Loud footsteps thundered on the stairs. The vivid memory of seeing the dead guards flashed before her eyes, and suddenly the little room didn’t seem so utterly distasteful.

The door crashed open. She pressed herself into the corner of her dark prison and tried to make out the shadows looming there, but the sudden brightness blinded her. She threw up a hand so she could see, but the change from complete darkness to bright light only made her vision fuzzy. Should she get out? Did she want to get out?

Something was thrust inside, shoving her violently against the box next to her. The heavy weight was enough to impair her ability to breathe. The door slammed shut a second later. Georgia fought against the crushing mass pressing against her without success.

The total darkness combined with the big and heavy something flattened her like a pancake against the crate. This wasn’t like before when she was a kid trapped in the entryway closet. This was worse. The heavy object squishing her was warm and moving, and faintly smelled of sweat. A man. They’d thrown a man in with her. Into a space without enough room for one person, let alone two.

The world shrunk until the only thing left was herself and the man on top of her. She couldn’t get enough air, couldn’t see, couldn’t feel anything but the crate and the man. Nausea grabbed hold of the bottom of her stomach and attempted to yank it up through her throat.
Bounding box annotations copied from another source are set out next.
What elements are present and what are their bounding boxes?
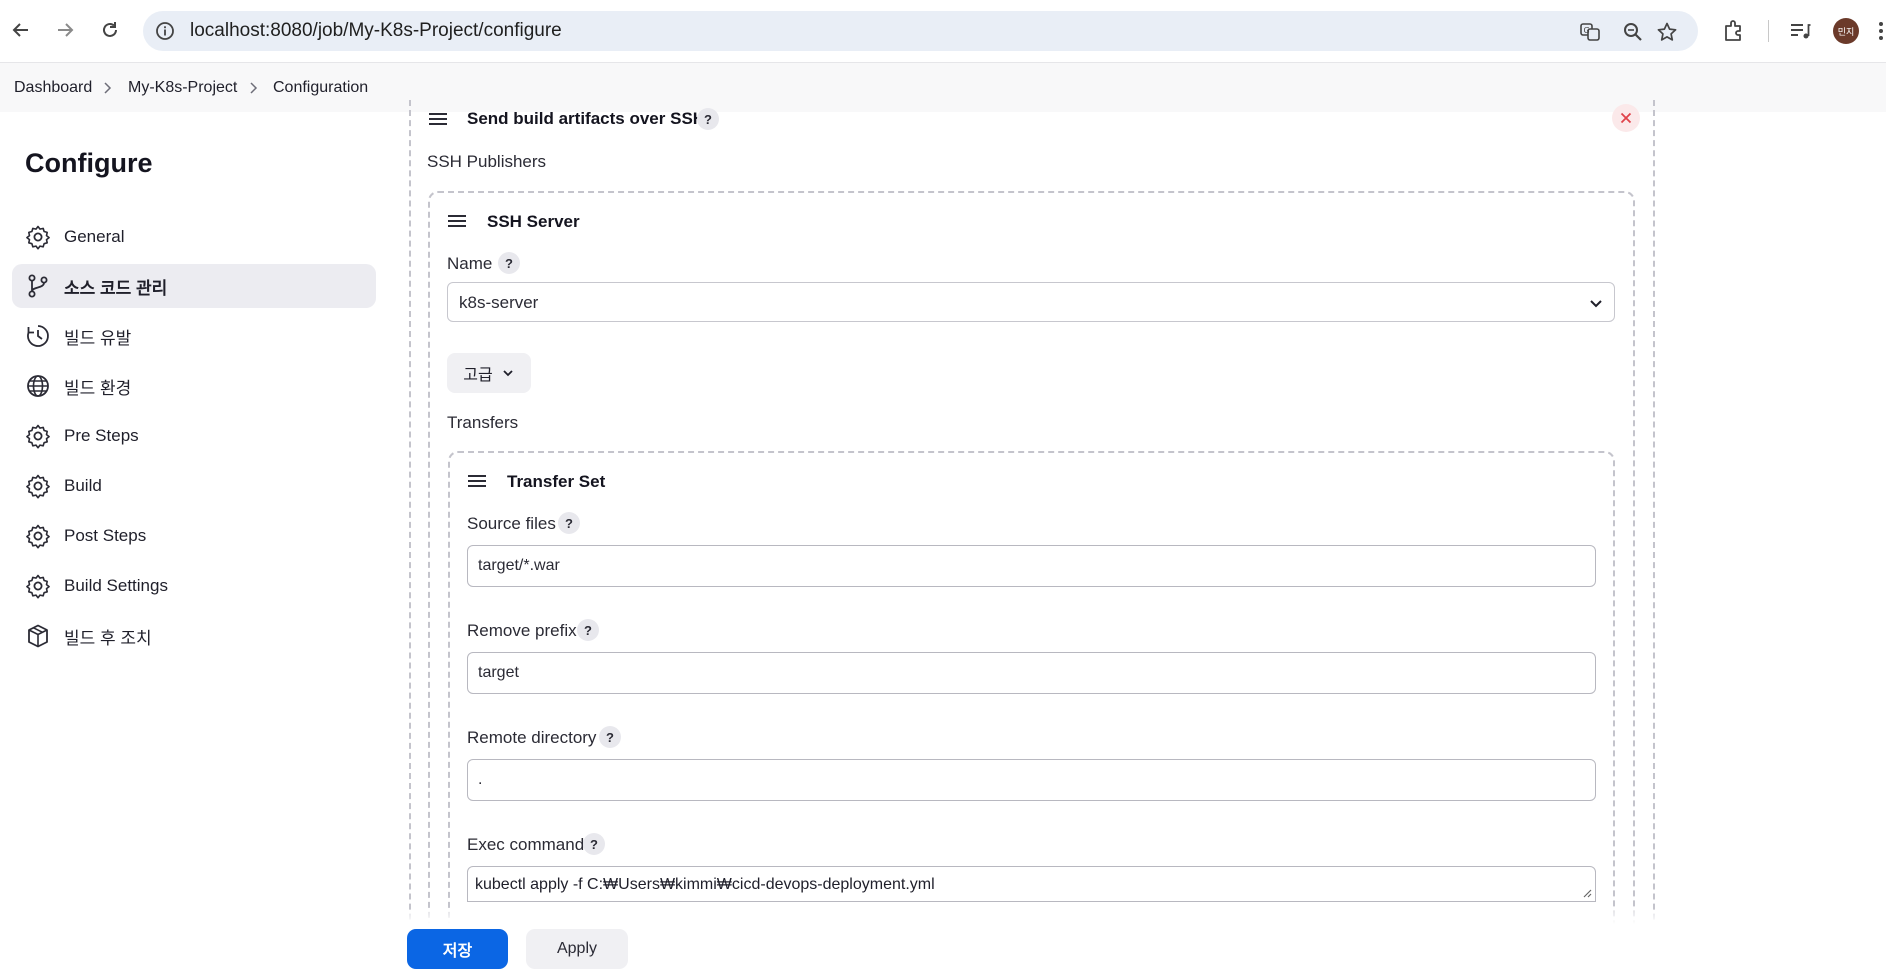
chevron-down-icon	[1590, 300, 1602, 308]
sidebar-item-label: Pre Steps	[64, 426, 139, 445]
exec-command-help-button[interactable]: ?	[583, 833, 605, 855]
sidebar-item-label: 소스 코드 관리	[64, 278, 168, 298]
remove-prefix-help-button[interactable]: ?	[577, 619, 599, 641]
remote-directory-value: .	[478, 771, 483, 788]
save-button[interactable]: 저장	[407, 929, 508, 969]
ssh-server-name-select[interactable]: k8s-server	[447, 282, 1615, 322]
sidebar-item-build[interactable]: Build	[12, 464, 376, 508]
sidebar-item-label: Post Steps	[64, 526, 147, 545]
gear-icon	[26, 424, 50, 449]
sidebar-item-label: 빌드 유발	[64, 328, 132, 348]
exec-command-label: Exec command	[467, 835, 585, 854]
form-action-bar	[0, 910, 1886, 979]
breadcrumb-configuration[interactable]: Configuration	[273, 79, 368, 97]
media-queue-icon[interactable]	[1787, 18, 1813, 44]
clock-icon	[27, 325, 49, 347]
jenkins-configure-page: { "browser": { "url": "localhost:8080/jo…	[0, 0, 1886, 979]
sidebar-item-label: Build	[64, 476, 102, 495]
chevron-right-icon	[104, 82, 112, 94]
arrow-right-icon	[58, 23, 74, 37]
chevron-right-icon	[250, 82, 258, 94]
globe-icon	[27, 375, 49, 397]
resize-grip-icon[interactable]	[1582, 888, 1592, 898]
name-help-button[interactable]: ?	[498, 252, 520, 274]
bookmark-star-icon[interactable]	[1656, 21, 1678, 43]
sidebar-item-label: General	[64, 227, 125, 246]
address-bar[interactable]: localhost:8080/job/My-K8s-Project/config…	[143, 11, 1698, 51]
breadcrumb-dashboard[interactable]: Dashboard	[14, 79, 92, 97]
translate-icon[interactable]: G	[1579, 21, 1601, 43]
sidebar-item-pre-steps[interactable]: Pre Steps	[12, 414, 376, 458]
publisher-title: Send build artifacts over SSH	[467, 109, 706, 128]
source-files-input[interactable]: target/*.war	[467, 545, 1596, 587]
browser-toolbar: localhost:8080/job/My-K8s-Project/config…	[0, 0, 1886, 62]
sidebar-item-post-steps[interactable]: Post Steps	[12, 514, 376, 558]
exec-command-value: kubectl apply -f C:₩Users₩kimmi₩cicd-dev…	[475, 876, 935, 893]
reload-icon	[103, 22, 117, 37]
sidebar-item-label: 빌드 후 조치	[64, 628, 152, 648]
source-files-label: Source files	[467, 514, 556, 533]
remote-directory-label: Remote directory	[467, 728, 597, 747]
transfer-set-title: Transfer Set	[507, 472, 606, 491]
gear-icon	[26, 524, 50, 549]
forward-button[interactable]	[51, 16, 79, 44]
sidebar-item-post-build-actions[interactable]: 빌드 후 조치	[12, 614, 376, 658]
drag-handle-icon[interactable]	[428, 112, 448, 126]
remote-directory-help-button[interactable]: ?	[599, 726, 621, 748]
arrow-left-icon	[12, 23, 28, 37]
remove-prefix-input[interactable]: target	[467, 652, 1596, 694]
gear-icon	[26, 225, 50, 250]
remove-prefix-label: Remove prefix	[467, 621, 577, 640]
sidebar-item-build-triggers[interactable]: 빌드 유발	[12, 314, 376, 358]
remote-directory-input[interactable]: .	[467, 759, 1596, 801]
gear-icon	[26, 574, 50, 599]
sidebar-title: Configure	[25, 148, 153, 178]
sidebar-item-label: Build Settings	[64, 576, 168, 595]
close-icon	[1620, 112, 1632, 124]
selected-server: k8s-server	[459, 293, 539, 312]
publisher-help-button[interactable]: ?	[697, 108, 719, 130]
exec-command-textarea[interactable]: kubectl apply -f C:₩Users₩kimmi₩cicd-dev…	[467, 866, 1596, 902]
remove-publisher-button[interactable]	[1612, 104, 1640, 132]
apply-button[interactable]: Apply	[526, 929, 628, 969]
sidebar-item-source-code[interactable]: 소스 코드 관리	[12, 264, 376, 308]
remove-prefix-value: target	[478, 664, 519, 681]
back-button[interactable]	[7, 16, 35, 44]
advanced-label: 고급	[463, 367, 493, 384]
more-menu-icon[interactable]	[1876, 20, 1886, 42]
source-files-value: target/*.war	[478, 557, 560, 574]
source-files-help-button[interactable]: ?	[558, 512, 580, 534]
ssh-publishers-label: SSH Publishers	[427, 152, 547, 171]
transfers-label: Transfers	[447, 413, 519, 432]
sidebar-item-build-environment[interactable]: 빌드 환경	[12, 364, 376, 408]
sidebar-item-label: 빌드 환경	[64, 378, 132, 398]
extensions-icon[interactable]	[1721, 18, 1747, 44]
drag-handle-icon[interactable]	[447, 214, 467, 228]
drag-handle-icon[interactable]	[467, 474, 487, 488]
sidebar-item-build-settings[interactable]: Build Settings	[12, 564, 376, 608]
toolbar-divider	[1768, 20, 1769, 42]
svg-text:G: G	[1584, 26, 1590, 35]
reload-button[interactable]	[96, 16, 124, 44]
package-icon	[28, 624, 48, 648]
url-text[interactable]: localhost:8080/job/My-K8s-Project/config…	[190, 20, 562, 42]
profile-avatar[interactable]: 민지	[1833, 18, 1859, 44]
sidebar-item-general[interactable]: General	[12, 215, 376, 259]
advanced-button[interactable]: 고급	[447, 353, 531, 393]
gear-icon	[26, 474, 50, 499]
ssh-server-title: SSH Server	[487, 212, 580, 231]
name-label: Name	[447, 254, 493, 273]
chevron-down-icon	[503, 370, 513, 377]
git-branch-icon	[28, 274, 48, 298]
zoom-icon[interactable]	[1622, 21, 1644, 43]
site-info-icon[interactable]	[155, 21, 175, 41]
breadcrumb-project[interactable]: My-K8s-Project	[128, 79, 237, 97]
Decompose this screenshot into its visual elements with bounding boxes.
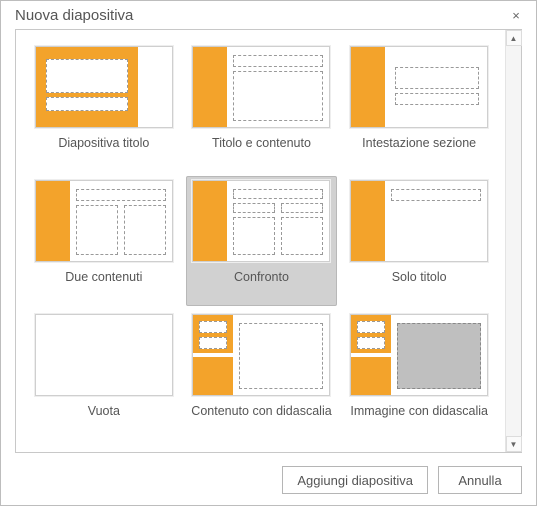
layout-option-content-caption[interactable]: Contenuto con didascalia (186, 310, 338, 440)
dialog-buttonbar: Aggiungi diapositiva Annulla (1, 463, 536, 505)
layout-thumb (35, 180, 173, 262)
layout-thumb (192, 180, 330, 262)
layout-option-title-content[interactable]: Titolo e contenuto (186, 42, 338, 172)
layout-label: Immagine con didascalia (350, 404, 488, 418)
layout-label: Intestazione sezione (362, 136, 476, 150)
layouts-grid: Diapositiva titolo Titolo e contenuto (16, 30, 505, 452)
dialog-titlebar: Nuova diapositiva × (1, 1, 536, 29)
layout-label: Due contenuti (65, 270, 142, 284)
layout-thumb (350, 46, 488, 128)
vertical-scrollbar[interactable]: ▲ ▼ (505, 30, 521, 452)
layout-option-title-slide[interactable]: Diapositiva titolo (28, 42, 180, 172)
chevron-up-icon: ▲ (510, 34, 518, 43)
layout-option-comparison[interactable]: Confronto (186, 176, 338, 306)
layout-label: Titolo e contenuto (212, 136, 311, 150)
layout-thumb (35, 46, 173, 128)
layout-option-blank[interactable]: Vuota (28, 310, 180, 440)
add-slide-button[interactable]: Aggiungi diapositiva (282, 466, 428, 494)
scroll-up-button[interactable]: ▲ (506, 30, 522, 46)
layout-option-section-header[interactable]: Intestazione sezione (343, 42, 495, 172)
layout-label: Contenuto con didascalia (191, 404, 331, 418)
layout-thumb (192, 314, 330, 396)
layouts-panel: Diapositiva titolo Titolo e contenuto (15, 29, 522, 453)
layout-label: Solo titolo (392, 270, 447, 284)
cancel-button[interactable]: Annulla (438, 466, 522, 494)
layout-thumb (350, 314, 488, 396)
layout-thumb (35, 314, 173, 396)
layout-option-title-only[interactable]: Solo titolo (343, 176, 495, 306)
layout-thumb (350, 180, 488, 262)
chevron-down-icon: ▼ (510, 440, 518, 449)
dialog-title: Nuova diapositiva (15, 7, 504, 24)
layout-option-picture-caption[interactable]: Immagine con didascalia (343, 310, 495, 440)
close-icon: × (512, 8, 520, 23)
layout-label: Diapositiva titolo (58, 136, 149, 150)
layout-label: Confronto (234, 270, 289, 284)
layout-option-two-content[interactable]: Due contenuti (28, 176, 180, 306)
layout-thumb (192, 46, 330, 128)
scroll-down-button[interactable]: ▼ (506, 436, 522, 452)
close-button[interactable]: × (504, 3, 528, 27)
new-slide-dialog: Nuova diapositiva × Diapositiva titolo (0, 0, 537, 506)
layout-label: Vuota (88, 404, 120, 418)
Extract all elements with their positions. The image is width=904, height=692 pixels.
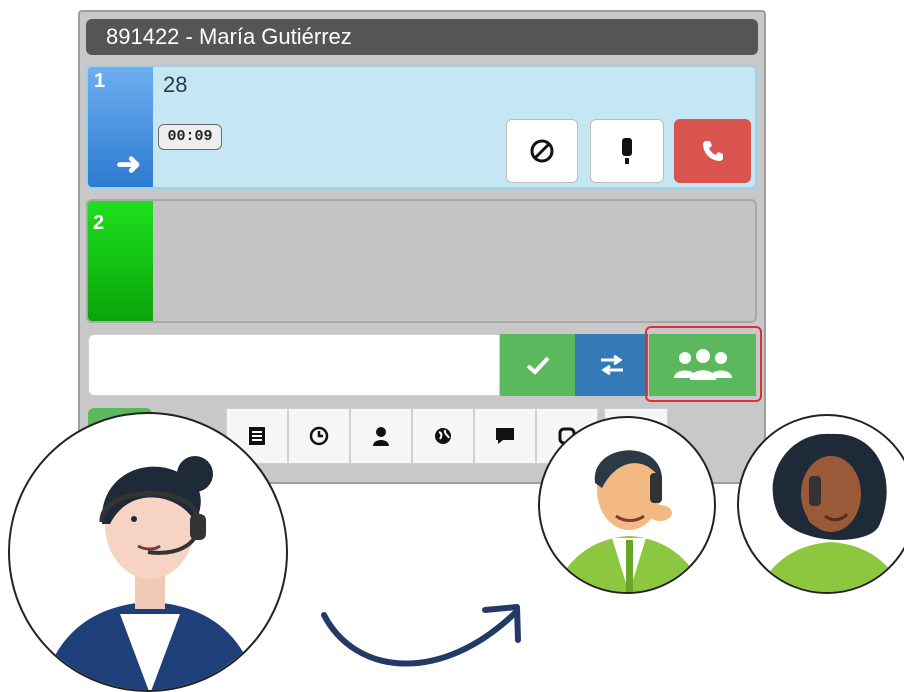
call-timer: 00:09 <box>158 124 222 150</box>
woman-on-phone-icon <box>758 433 903 592</box>
web-icon <box>435 428 451 444</box>
outgoing-arrow-icon: ➜ <box>116 148 142 181</box>
block-button[interactable] <box>506 119 578 183</box>
mute-icon <box>622 138 632 164</box>
block-icon <box>530 139 554 163</box>
chat-icon <box>496 428 514 444</box>
transfer-curve-arrow-icon <box>321 604 521 667</box>
line-2-panel <box>86 199 757 323</box>
agent-illustration <box>8 412 288 692</box>
man-on-phone-icon <box>554 450 704 592</box>
history-button[interactable] <box>288 408 350 464</box>
caller-woman-illustration <box>737 414 904 594</box>
web-button[interactable] <box>412 408 474 464</box>
notes-icon <box>249 427 265 445</box>
line-2-number: 2 <box>93 212 105 234</box>
hangup-phone-icon <box>702 141 723 161</box>
mute-button[interactable] <box>590 119 664 183</box>
chat-button[interactable] <box>474 408 536 464</box>
conference-highlight-frame <box>645 326 762 402</box>
agent-with-headset-icon <box>42 456 258 690</box>
transfer-button[interactable] <box>575 334 648 396</box>
call-title-bar: 891422 - María Gutiérrez <box>86 19 758 55</box>
history-icon <box>309 426 329 446</box>
dialed-number: 28 <box>163 72 188 97</box>
contact-icon <box>373 427 389 446</box>
check-icon <box>526 356 549 375</box>
confirm-button[interactable] <box>500 334 575 396</box>
contact-button[interactable] <box>350 408 412 464</box>
transfer-arrows-icon <box>600 354 623 376</box>
dial-number-input[interactable] <box>88 334 500 396</box>
caller-man-illustration <box>538 416 716 594</box>
hangup-button[interactable] <box>674 119 751 183</box>
line-1-number: 1 <box>94 70 106 92</box>
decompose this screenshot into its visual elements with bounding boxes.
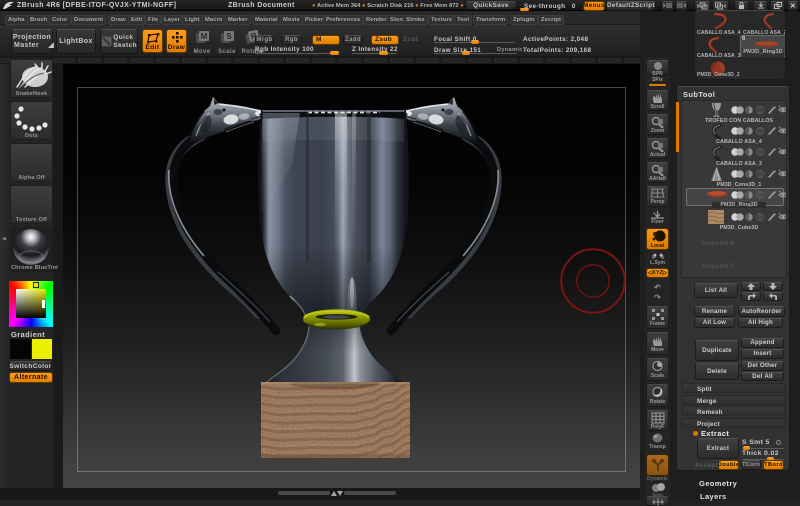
- svg-text:S: S: [226, 32, 232, 41]
- svg-text:M: M: [200, 32, 207, 41]
- svg-text:▲: ▲: [652, 211, 656, 215]
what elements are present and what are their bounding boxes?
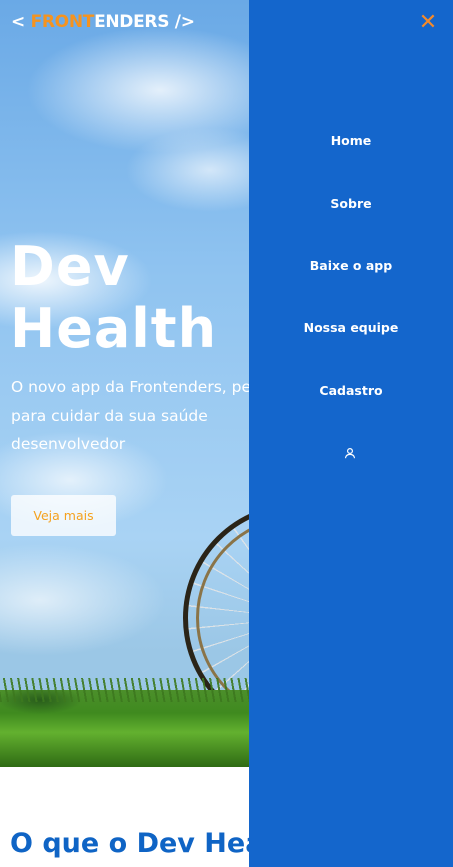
close-icon[interactable]: ✕	[415, 10, 441, 36]
nav-item-sobre[interactable]: Sobre	[249, 196, 453, 211]
nav-item-baixe-o-app[interactable]: Baixe o app	[249, 258, 453, 273]
logo-front: FRONT	[30, 12, 95, 32]
logo-open-bracket: <	[11, 12, 25, 32]
side-menu-drawer: ✕ Home Sobre Baixe o app Nossa equipe Ca…	[249, 0, 453, 867]
user-icon[interactable]	[344, 447, 356, 459]
nav-item-home[interactable]: Home	[249, 133, 453, 148]
hero-title: Dev Health	[10, 236, 217, 360]
logo-enders: ENDERS	[94, 12, 170, 32]
nav-item-nossa-equipe[interactable]: Nossa equipe	[249, 320, 453, 335]
hero-title-line1: Dev	[10, 235, 130, 298]
logo-close-bracket: />	[174, 12, 195, 32]
grass-image	[0, 678, 260, 767]
nav-item-cadastro[interactable]: Cadastro	[249, 383, 453, 398]
veja-mais-button[interactable]: Veja mais	[11, 495, 116, 536]
hero-title-line2: Health	[10, 297, 218, 360]
logo[interactable]: < FRONTENDERS />	[11, 12, 195, 32]
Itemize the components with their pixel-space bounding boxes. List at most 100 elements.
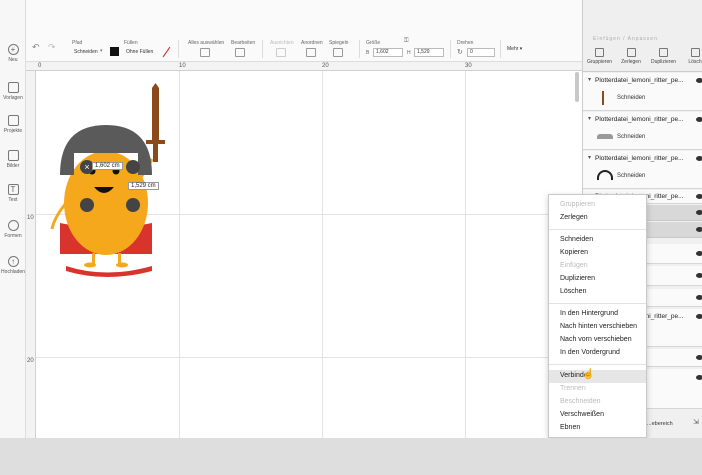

“Off, off,” she ordered. “Off,get off me.” Her voice was so high she didn’t recognize it. Her knee connected with a soft lump, and she heard a deep masculine grunt.

“Ouch! Damn it, hold still.” His voice wasn’t familiar, his body heavy, but it was the darkness that weighed most of all.

Georgia’s arms were pinned between their bodies. She tried to knee him again, but he trapped her legs somehow. She couldn’t move.

Trapped inside a cramped storage room, in the dark, with a man. Unable to move, unable to save herself. Again.

Oh God.

The scream that came out of her could have woke the dead.

A large hand covered her mouth.

“Ow,” he muttered. “You’ve got a hell of a scream on you.”

Georgia struggled to break his hold, but he forcibly held her still. She jerked one arm free and tried to hit him, but he grabbed her wrist and pinned it to the wall beside her head, and she couldn’t wiggle the other one out from between them. Before she could knee him again, he shifted and blocked her legs with his own, pressing her more firmly against the wall. He held her imprisoned with the weight of his body, trussed up like a rabbit.

“Calm down. I’m not going to hurt you.”

Georgia didn’t believe him, not after what she’d witnessed. The faces of the dead Marines flashed before her and she wiggled frantically to get free.

“Georgia, it’s Peter Welis. I’mnotgoing to hurt you. The ambassador asked me to look after you, remember?”

His words sank in slowly. She stopped fighting to listen.

“That’s better,” he said, his voice low.

Now that she wasn’t in a complete panic, she could feel the strength radiating from him. He held her easily, almost negligently. She couldn’t move an inch.

Slowly, he eased off on the pressure until his palm left her face.

Georgia was careful to not move or even breathe audibly.

The vicelike grip on her wrist eased then disappeared altogether. He shifted away, but the room was so full of boxes and crates he couldn’t move far, his body heat penetrated her clothes, causing her shirt to stick to her skin.

Despite the heat, she shivered. “I...I’m sorry.”

“It’s ok. I’d worry if you didn’t freak out.”

Georgia cocked her head, listening intently to his voice. It was unusual—deep, full-bodied, but with an edge to it that rasped harshly across her nerve endings, making her hair stand on end. He brushed against her. Too close. There wasn’t enough air. Her breathing shallowed.

Something hit the box with a thud.

“Ouch.”

He stopped moving.

“Are you all right?” she asked, momentarily distracted.